Auf dem Weg zum Markt frage ich mich, ob das nicht komplett idiotisch ist, dass ich hier überhaupt kochen und einkaufen will, ob die Leute mich wohl verstehen, ob ich ihnen nicht Mangels Sprachkenntnissen Unzumutbares zumute. Und dann drehe ich eine Runde und es klappt irgendwie, mit den beiden wundervollen älteren Damen am Fisch-Stand, nicht nur klar zu machen, was ich will, sondern auch meine Freude über die prachtvolle Ware zu teilen und irgendwie zu vermitteln, dass mich das alles so beeindruckt.

Beim letzten Mal hier habe ich ein paar Musiker kennengelernt und mit ihnen ein bisschen angefreundet. Schon seit Wochen Sprachnachrichten: „Michaaaeeellll, my brother, you’ve got to come and then we’ll jaaam…” Ja, schon klar, denkt der verstockte Deutsche in mir… Irgendwie rappele ich mich doch auf und eine Stunde später spielen wir tatsächlich in einer kleinen, unscheinbaren Bar am Hafen zusammen. Und eine weitere Stunde später bin ich umgeben von Leuten, die ich eben noch gar nicht kannte, und die mich umhauen mit ihrer Wärme und Herzlichkeit. Und, schau, der steife Deutsche tanzt später zusammen mit einem Haufen ausgelassener Brasilianer auf der Straße. Er schämt sich zwar ein bisschen, und so richtig geil wird’s wohl auch nicht aussehen, aber er freut sich auch, und immerhin: er tanzt.

In der Fado-Kneipe setze ich mich nach dem ersten Stück von meinem Platz direkt vor den Musikern und die Sängerin stehen, weiter nach hinten in eine Ecke, damit letztere mehr Platz für ihre Performance hat. Sie merkt es sofort, freut sich über die Geste des Respekts, erst gibt’s Luft-Küsschen aus der Ferne, später Küsschen auf die Wange. Und sie besteht auf ein Foto mit der imposanten Erscheinung, als die sie mich wohl wahrnimmt.

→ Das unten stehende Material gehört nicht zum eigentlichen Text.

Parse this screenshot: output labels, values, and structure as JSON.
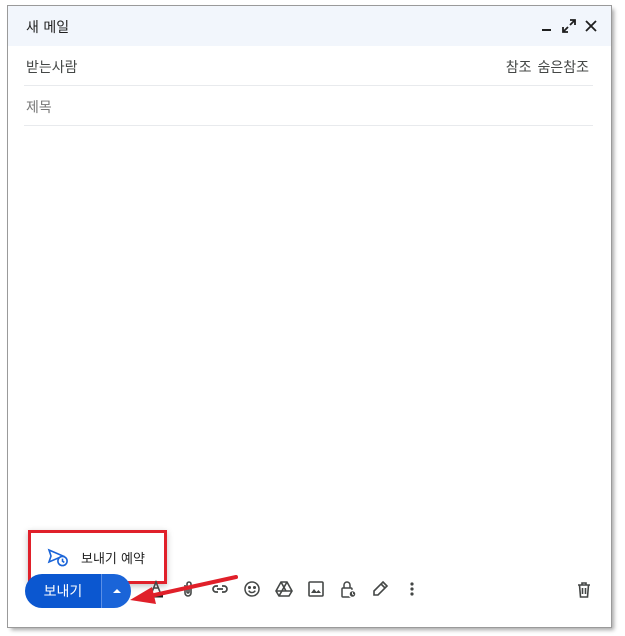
{
  "window": {
    "title": "새 메일",
    "minimize_icon": "minimize-icon",
    "expand_icon": "expand-icon",
    "close_icon": "close-icon"
  },
  "fields": {
    "to_label": "받는사람",
    "cc_label": "참조",
    "bcc_label": "숨은참조",
    "subject_placeholder": "제목"
  },
  "footer": {
    "send_label": "보내기",
    "send_options_icon": "caret-down-icon",
    "tools": [
      "text-color-icon",
      "attach-icon",
      "link-icon",
      "emoji-icon",
      "drive-icon",
      "image-icon",
      "confidential-mode-icon",
      "signature-icon",
      "more-options-icon"
    ],
    "trash_icon": "trash-icon"
  },
  "schedule_menu": {
    "label": "보내기 예약",
    "icon": "schedule-send-icon"
  },
  "colors": {
    "send_button": "#0b57d0",
    "highlight_box": "#e0202a",
    "annotation_arrow": "#e0202a",
    "titlebar_bg": "#f2f6fc"
  }
}
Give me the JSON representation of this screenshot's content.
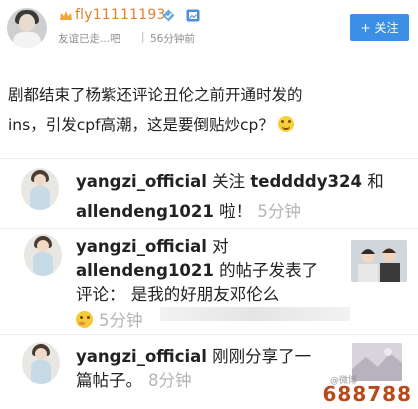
{
  "header": {
    "username": "fly11111193",
    "signature": "友谊已走...吧",
    "separator": "|",
    "time": "56分钟前",
    "follow_label": "关注",
    "follow_plus": "+"
  },
  "post": {
    "line1": "剧都结束了杨紫还评论丑伦之前开通时发的",
    "line2": "ins，引发cpf高潮，这是要倒贴炒cp？"
  },
  "activities": [
    {
      "user": "yangzi_official",
      "text_a": " 关注 ",
      "mention1": "teddddy324",
      "text_b": " 和",
      "mention2": "allendeng1021",
      "text_c": " 啦！",
      "time": "5分钟"
    },
    {
      "user": "yangzi_official",
      "text_a": " 对",
      "mention1": "allendeng1021",
      "text_b": " 的帖子发表了",
      "comment_label": "评论： 是我的好朋友邓伦么",
      "time": "5分钟"
    },
    {
      "user": "yangzi_official",
      "text_a": " 刚刚分享了一",
      "text_b": "篇帖子。",
      "time": "8分钟"
    }
  ],
  "watermark": {
    "text": "688788",
    "small": "@微博"
  },
  "colors": {
    "username": "#e0812c",
    "follow_bg": "#3b8fe5",
    "watermark": "#b84a1a"
  }
}
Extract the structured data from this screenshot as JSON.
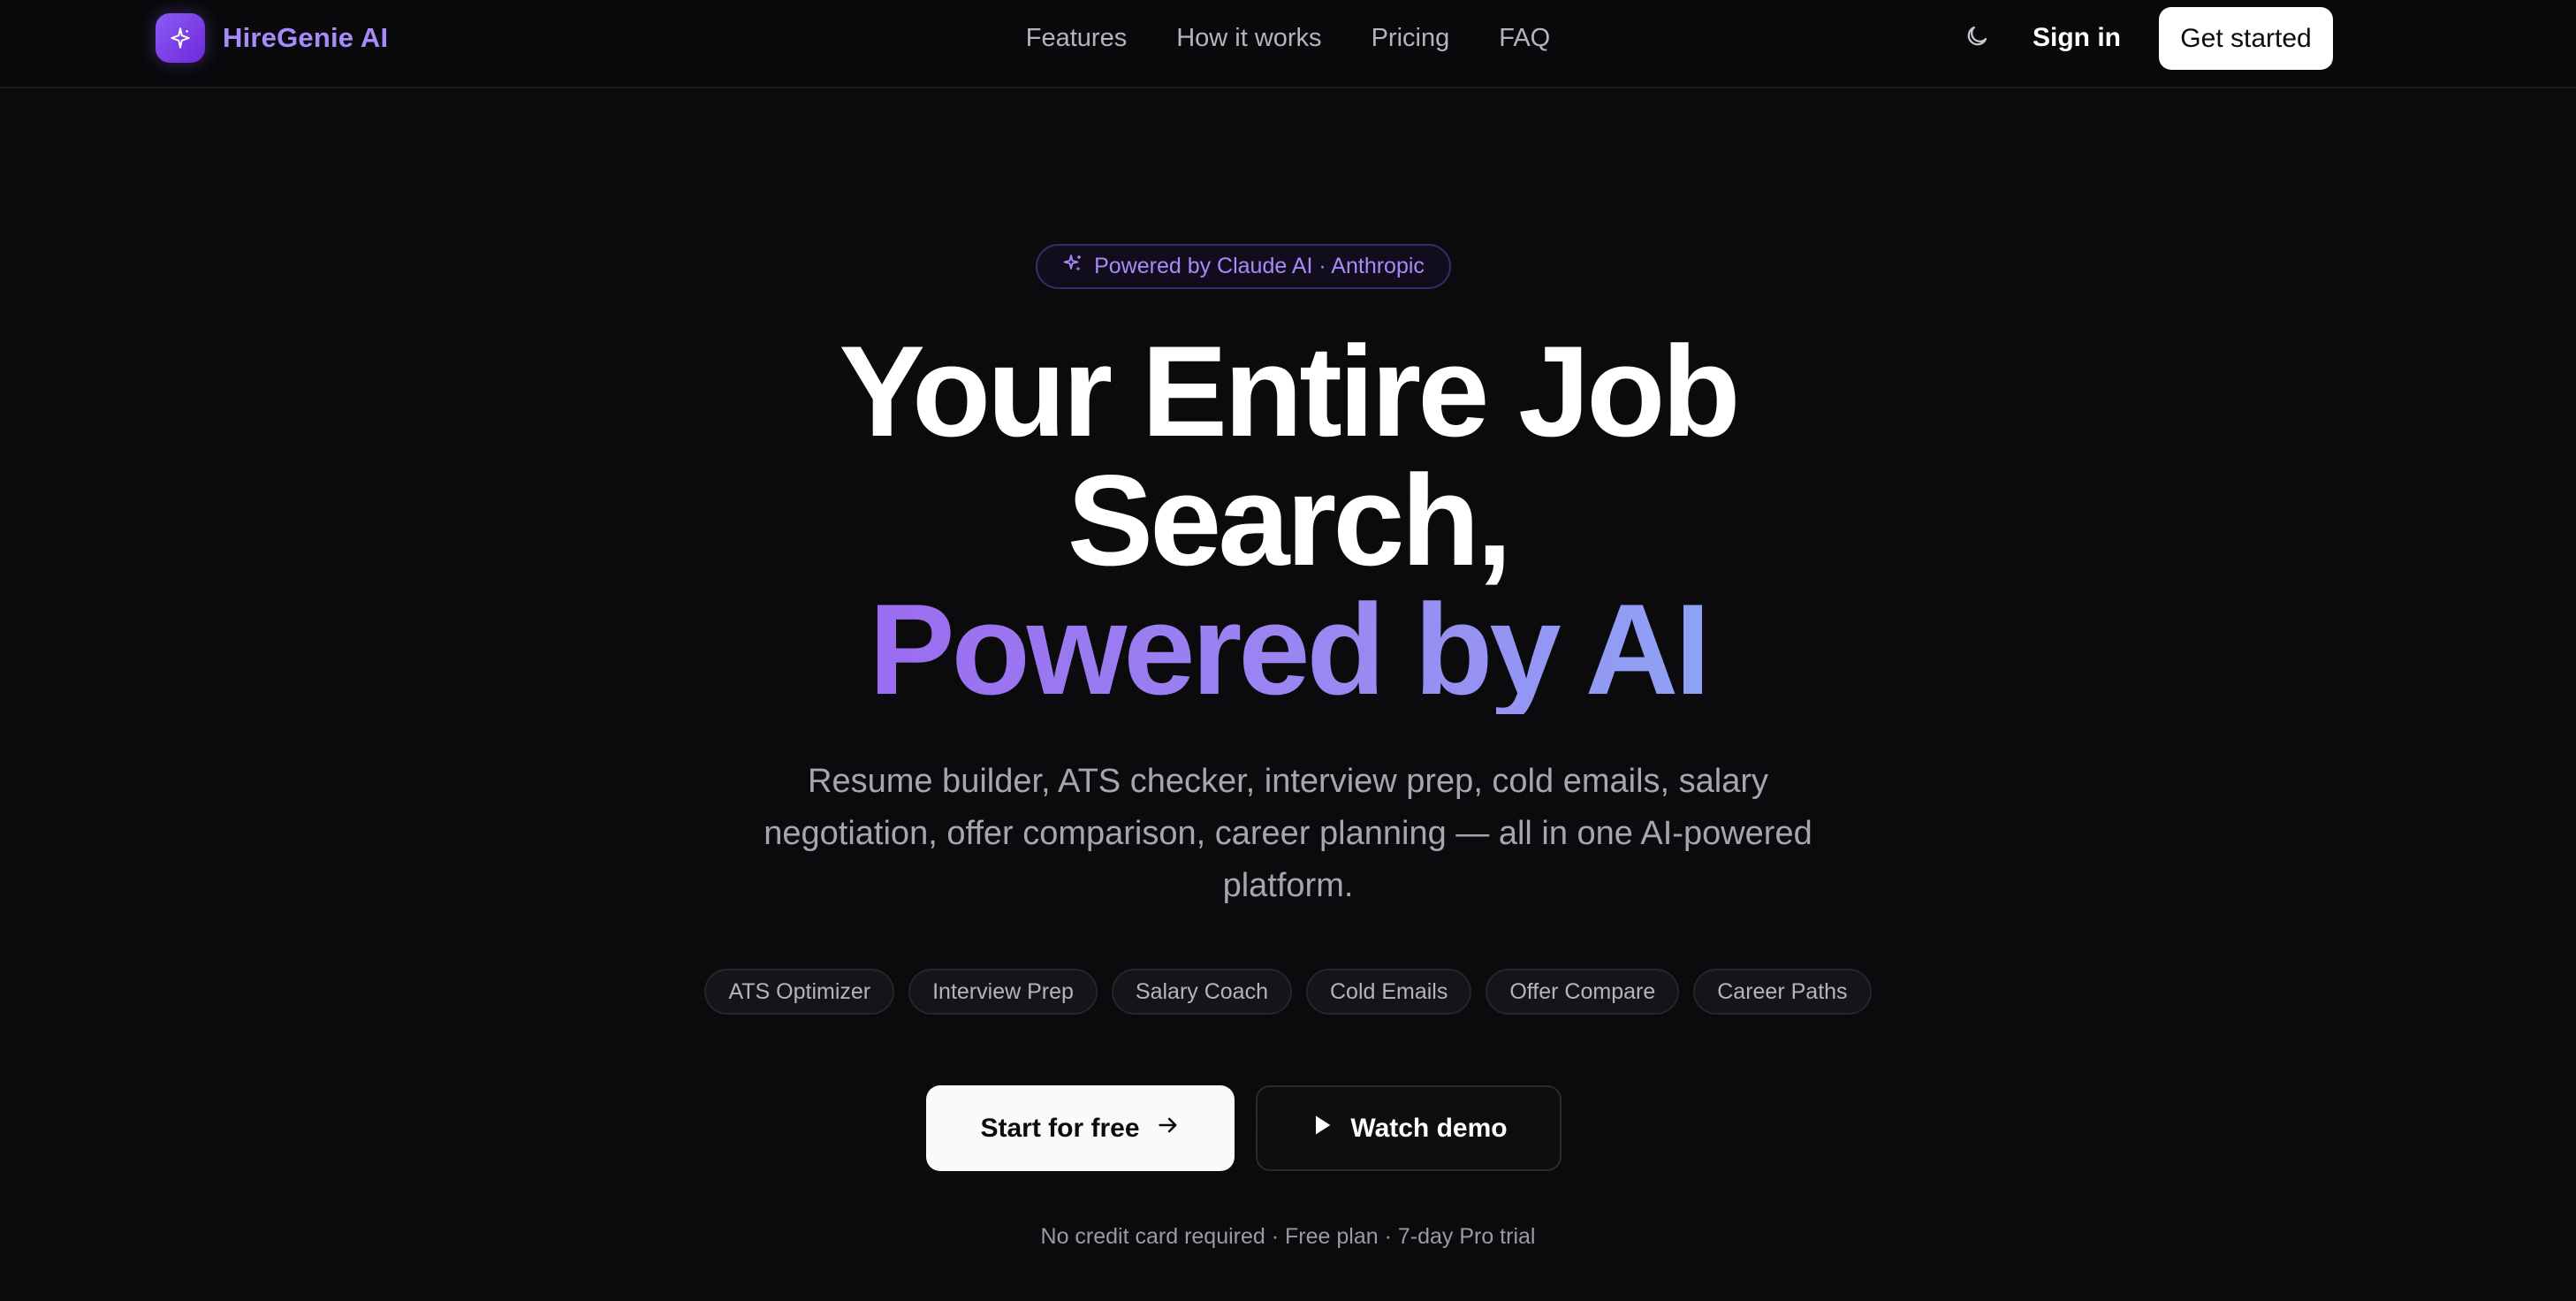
{
  "brand": {
    "name": "HireGenie AI",
    "logo_icon": "sparkle-icon",
    "accent_color": "#a78bfa"
  },
  "nav": {
    "links": [
      "Features",
      "How it works",
      "Pricing",
      "FAQ"
    ],
    "theme_toggle_icon": "moon-icon",
    "sign_in_label": "Sign in",
    "get_started_label": "Get started"
  },
  "hero": {
    "badge_icon": "sparkles-icon",
    "badge_text": "Powered by Claude AI · Anthropic",
    "headline_line1": "Your Entire Job",
    "headline_line2": "Search,",
    "headline_accent": "Powered by AI",
    "subtitle": "Resume builder, ATS checker, interview prep, cold emails, salary negotiation, offer comparison, career planning — all in one AI-powered platform.",
    "chips": [
      "ATS Optimizer",
      "Interview Prep",
      "Salary Coach",
      "Cold Emails",
      "Offer Compare",
      "Career Paths"
    ],
    "primary_cta": "Start for free",
    "primary_cta_icon": "arrow-right-icon",
    "secondary_cta": "Watch demo",
    "secondary_cta_icon": "play-icon",
    "footnote": "No credit card required · Free plan · 7-day Pro trial"
  },
  "colors": {
    "background": "#0b0b0d",
    "gradient_start": "#9b6cf0",
    "gradient_end": "#8ea2f5",
    "button_light": "#fafafa"
  }
}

Und gestern, am letzten Abend, bin ich eigentlich viel zu müde und schlecht gelaunt, um mich überhaupt noch in ein Taxi zu setzen und, wie versprochen, zum Geburtstagskonzert eines Musikers zu fahren, mit dem ich auch arbeite. Nur aus Pflichtbewusstsein mache ich mich auf. Sitze anfangs ziemlich nervös, und wie bestellt und nicht abgeholt, am Familientisch, nur um eine halbe Stunde später so zu fühlen, als gehörte ich schon zur Familie. Auch hier darf ich später beim Konzert für eine Nummer mit einsteigen. Herzklopfen, Freude, ehrliche Begeisterung, Quatschen und Geburtstagskuchen bis zwei Uhr nachts.

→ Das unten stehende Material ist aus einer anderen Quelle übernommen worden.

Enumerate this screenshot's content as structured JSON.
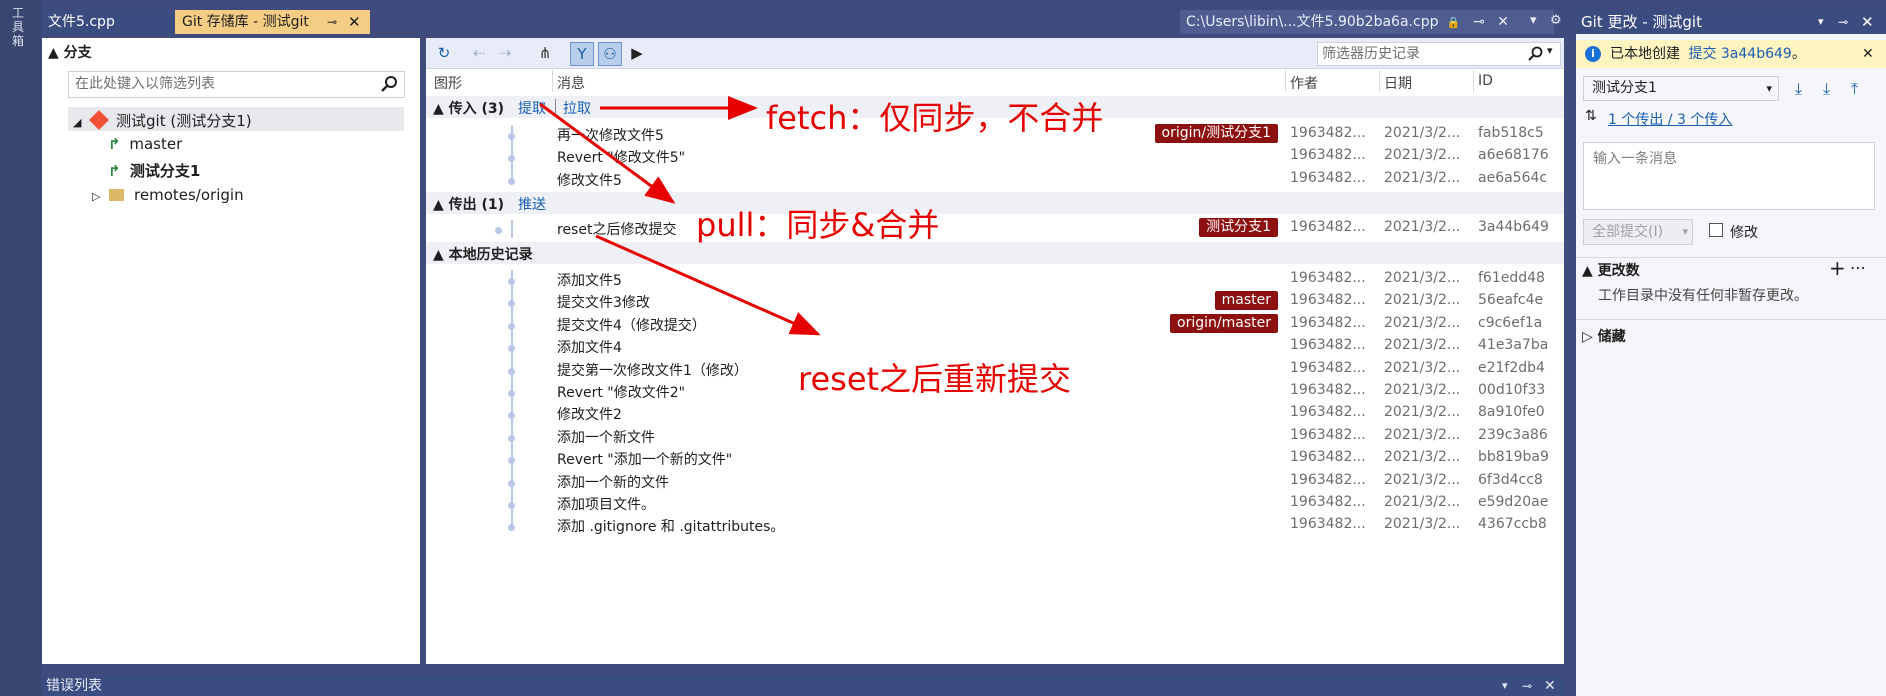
{
  "side_toolbar": {
    "label": "工具箱"
  },
  "document_tabs": [
    {
      "label": "文件5.cpp"
    },
    {
      "label": "Git 存储库 - 测试git",
      "pin": "⊸",
      "close": "✕"
    }
  ],
  "path_tab": {
    "label": "C:\\Users\\libin\\...文件5.90b2ba6a.cpp",
    "lock": "🔒"
  },
  "branches_pane": {
    "header": "分支",
    "filter_placeholder": "在此处键入以筛选列表",
    "repo": "测试git (测试分支1)",
    "branches": [
      "master",
      "测试分支1"
    ],
    "remotes": "remotes/origin"
  },
  "history_pane": {
    "search_placeholder": "筛选器历史记录",
    "columns": {
      "graph": "图形",
      "message": "消息",
      "author": "作者",
      "date": "日期",
      "id": "ID"
    },
    "incoming": {
      "label": "传入 (3)",
      "fetch": "提取",
      "pull": "拉取"
    },
    "outgoing": {
      "label": "传出 (1)",
      "push": "推送"
    },
    "local": {
      "label": "本地历史记录"
    },
    "incoming_rows": [
      {
        "msg": "再一次修改文件5",
        "author": "1963482...",
        "date": "2021/3/2...",
        "id": "fab518c5",
        "badge": "origin/测试分支1"
      },
      {
        "msg": "Revert \"修改文件5\"",
        "author": "1963482...",
        "date": "2021/3/2...",
        "id": "a6e68176",
        "badge": ""
      },
      {
        "msg": "修改文件5",
        "author": "1963482...",
        "date": "2021/3/2...",
        "id": "ae6a564c",
        "badge": ""
      }
    ],
    "outgoing_rows": [
      {
        "msg": "reset之后修改提交",
        "author": "1963482...",
        "date": "2021/3/2...",
        "id": "3a44b649",
        "badge": "测试分支1"
      }
    ],
    "local_rows": [
      {
        "msg": "添加文件5",
        "author": "1963482...",
        "date": "2021/3/2...",
        "id": "f61edd48",
        "badge": ""
      },
      {
        "msg": "提交文件3修改",
        "author": "1963482...",
        "date": "2021/3/2...",
        "id": "56eafc4e",
        "badge": "master"
      },
      {
        "msg": "提交文件4（修改提交）",
        "author": "1963482...",
        "date": "2021/3/2...",
        "id": "c9c6ef1a",
        "badge": "origin/master"
      },
      {
        "msg": "添加文件4",
        "author": "1963482...",
        "date": "2021/3/2...",
        "id": "41e3a7ba",
        "badge": ""
      },
      {
        "msg": "提交第一次修改文件1（修改）",
        "author": "1963482...",
        "date": "2021/3/2...",
        "id": "e21f2db4",
        "badge": ""
      },
      {
        "msg": "Revert \"修改文件2\"",
        "author": "1963482...",
        "date": "2021/3/2...",
        "id": "00d10f33",
        "badge": ""
      },
      {
        "msg": "修改文件2",
        "author": "1963482...",
        "date": "2021/3/2...",
        "id": "8a910fe0",
        "badge": ""
      },
      {
        "msg": "添加一个新文件",
        "author": "1963482...",
        "date": "2021/3/2...",
        "id": "239c3a86",
        "badge": ""
      },
      {
        "msg": "Revert \"添加一个新的文件\"",
        "author": "1963482...",
        "date": "2021/3/2...",
        "id": "bb819ba9",
        "badge": ""
      },
      {
        "msg": "添加一个新的文件",
        "author": "1963482...",
        "date": "2021/3/2...",
        "id": "6f3d4cc8",
        "badge": ""
      },
      {
        "msg": "添加项目文件。",
        "author": "1963482...",
        "date": "2021/3/2...",
        "id": "e59d20ae",
        "badge": ""
      },
      {
        "msg": "添加 .gitignore 和 .gitattributes。",
        "author": "1963482...",
        "date": "2021/3/2...",
        "id": "4367ccb8",
        "badge": ""
      }
    ]
  },
  "annotations": {
    "fetch": "fetch：仅同步，不合并",
    "pull": "pull：同步&合并",
    "reset": "reset之后重新提交"
  },
  "git_changes": {
    "title": "Git 更改 - 测试git",
    "info_prefix": "已本地创建",
    "info_link": "提交 3a44b649",
    "info_suffix": "。",
    "branch": "测试分支1",
    "sync_link": "1 个传出 / 3 个传入",
    "message_placeholder": "输入一条消息",
    "commit_all": "全部提交(I)",
    "amend": "修改",
    "changes_header": "更改数",
    "changes_empty": "工作目录中没有任何非暂存更改。",
    "stashes_header": "储藏"
  },
  "error_list": {
    "label": "错误列表"
  },
  "colors": {
    "accent": "#1a5fb4",
    "badge": "#8c1010",
    "annotation": "#e60000",
    "active_tab": "#f5cc84"
  }
}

Einer aus der Runde fährt mich zurück in die Stadt. Ich bitte ihn, mich am Hafen auszukippen. Zum letzten Mal, wie jeden Abend: Am Wasser sitzen, Musik hören, Leute gucken.

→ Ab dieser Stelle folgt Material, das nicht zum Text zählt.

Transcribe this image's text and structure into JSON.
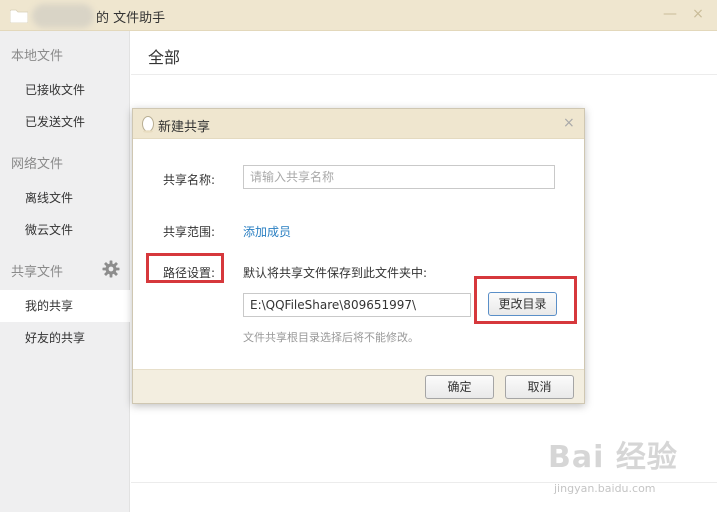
{
  "window": {
    "title_suffix": "的 文件助手",
    "min_glyph": "—",
    "close_glyph": "×"
  },
  "sidebar": {
    "local_section": "本地文件",
    "received": "已接收文件",
    "sent": "已发送文件",
    "network_section": "网络文件",
    "offline": "离线文件",
    "weiyun": "微云文件",
    "share_section": "共享文件",
    "my_share": "我的共享",
    "friend_share": "好友的共享"
  },
  "main": {
    "title": "全部"
  },
  "dialog": {
    "title": "新建共享",
    "close_glyph": "×",
    "share_name_label": "共享名称:",
    "share_name_value": "",
    "share_name_placeholder": "请输入共享名称",
    "scope_label": "共享范围:",
    "add_member_link": "添加成员",
    "path_label": "路径设置:",
    "path_desc": "默认将共享文件保存到此文件夹中:",
    "path_value": "E:\\QQFileShare\\809651997\\",
    "change_dir_button": "更改目录",
    "path_hint": "文件共享根目录选择后将不能修改。",
    "ok_button": "确定",
    "cancel_button": "取消"
  },
  "watermark": {
    "brand": "Bai 经验",
    "url": "jingyan.baidu.com"
  },
  "colors": {
    "titlebar": "#efe6cf",
    "sidebar": "#efeff0",
    "link": "#2a7fc2",
    "highlight": "#d6383c"
  }
}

Ich froh über jedes einzelne dieser Male, in denen ich mich überwunden und in Situationen begeben habe, die mich zuerst unsicher und verwundbar gemacht haben. Und durch die ich am Ende immer doch ein wichtiges bisschen reicher und einen Moment glücklicher geworden bin. Und mit fremden Menschen ein paar Stunden Zeit verbracht habe und wir uns jetzt, da bin ich sicher, wie Freunde fühlen. Was mir gar keine andere Wahl lässt, als zurück zu kehren.

Muito obrigado.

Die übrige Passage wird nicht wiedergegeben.